We were silent all the way back up to his apartment. I didn’t even object to using the elevator. I mean, not that I ever did, but this time I didn’t even feel the usual accompanying anxiety that came with an elevator ride.

“How are you feeling?” he asked me.

“Empty,” I replied softly as we stepped through his front door. I didn’t want to give him the idea I wasn’t up for anything before bed, though, so I said, “I don’t suppose you would mind filling me up?”

He smiled and laughed at my crude joke and said, “Not at all; come here.”

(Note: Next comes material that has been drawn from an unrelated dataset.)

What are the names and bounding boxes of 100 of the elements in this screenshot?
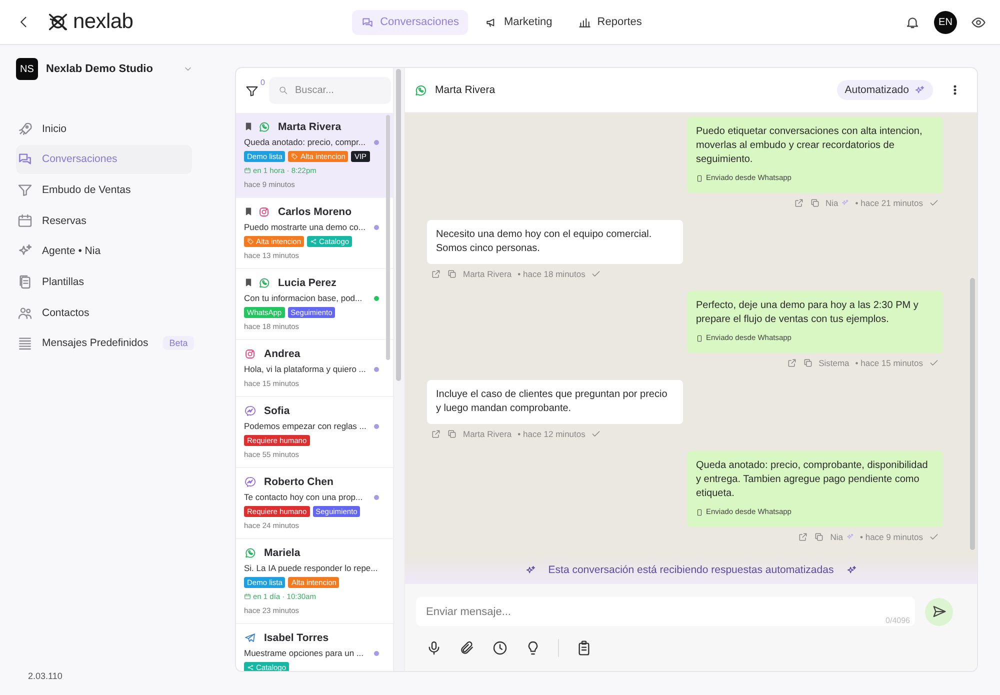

He drew me into his arms and kissed me with one of those kisses of his that scorched the earth and made it all just fall away. I kissed him back and let my hands run over his fit body underneath his jacket and what he called a cut. The heat radiating off of him was addictive after the chilly ride home, and I wanted to warm myself by him like he was the fire missing from my soul.

I only hoped I could reignite next to him and he was, it would seem, determined to make that happen. His mouth was hungry, like he would swallow my sadness whole. His hands were just as starved, moving over my body, desperate to touch, desperate to feel every inch of me.

It was like we lost ourselves in one another. Hands divested bodies of clothes, without a hope or a prayer of ever reaching the bedroom. He laid me down, right there against the warm hardwood floors, mouth traveling all down my body, hands following. I ran my fingers through his hair as he kissed the apex of my thighs and I arched when his tongue licked out decadently along the seam of my sex.

“Oh, god! Damien…” My voice died on a lust-filled gasp and he growled his approval against me. My hips lifted at the sound and thrill of vibration and I gave myself over to his tender loving care.